The North Carolina NAACP, Common Cause and four individuals filed a lawsuit i n Wake County court challenging the legislators’ refusal to consider racial data or evaluate the presence of racially polarized voting in the state before considering map proposals. Avoiding such activity means it’s impossible to follow the state constitution and the legal recipe set by the state Supreme Court in the 2000s to make sure House and Senate districts comply with the U.S. Voting Rights Act, according to the lawsuit.

However, the same article also notes that racial data was not used in recent district maps that courts have approved:

[Republicans] argue that maps drawn in the late 2010s that courts signed off on didn’t use such data, and that judges have found there isn’t enough voting polarization by race to be necessary to review.

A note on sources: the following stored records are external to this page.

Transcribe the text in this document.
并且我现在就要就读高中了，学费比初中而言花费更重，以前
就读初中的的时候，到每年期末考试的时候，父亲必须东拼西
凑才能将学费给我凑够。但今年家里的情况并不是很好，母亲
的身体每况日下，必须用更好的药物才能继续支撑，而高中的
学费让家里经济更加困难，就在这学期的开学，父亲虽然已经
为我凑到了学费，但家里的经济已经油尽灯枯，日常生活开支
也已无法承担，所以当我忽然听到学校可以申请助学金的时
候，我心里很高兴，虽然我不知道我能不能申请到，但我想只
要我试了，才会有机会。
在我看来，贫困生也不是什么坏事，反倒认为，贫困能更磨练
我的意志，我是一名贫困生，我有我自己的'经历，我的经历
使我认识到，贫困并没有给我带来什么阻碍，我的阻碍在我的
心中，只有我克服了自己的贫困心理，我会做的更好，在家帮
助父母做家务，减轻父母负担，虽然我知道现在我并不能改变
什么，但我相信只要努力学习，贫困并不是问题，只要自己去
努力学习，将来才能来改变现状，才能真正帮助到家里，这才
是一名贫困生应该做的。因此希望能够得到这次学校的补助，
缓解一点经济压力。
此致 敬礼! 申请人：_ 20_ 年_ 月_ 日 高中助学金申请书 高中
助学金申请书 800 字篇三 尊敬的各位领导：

“We did not look at race, and the courts did not criticize us for that,” said Sen. Paul Newton, a Cabarrus County Republican and co-chairman of the Senate Redistricting Committee, in a recent interview. “So as we walk now into 2021, why would we do anything different?”

There is also another factor to consider. If the legislature used racial data to draw districts that they otherwise would not draw, then race is the predominant factor in the drawing of those districts. The United States Supreme Court ruled in Cooper v. Harris that the legislature could not do that. In overturning the North Carolina 1st and 12th congressional districts, the court noted that “racial considerations predominated in designing both [congressional] District 1 and District 12.” So, if the legislature was compelled to use racial data to draw maps they would not be able to defend those maps against charges that racial considerations predominated in designing them.

So this lawsuit, if successful would set the General Assembly up for future lawsuits over claims that they use racial data to draw districts.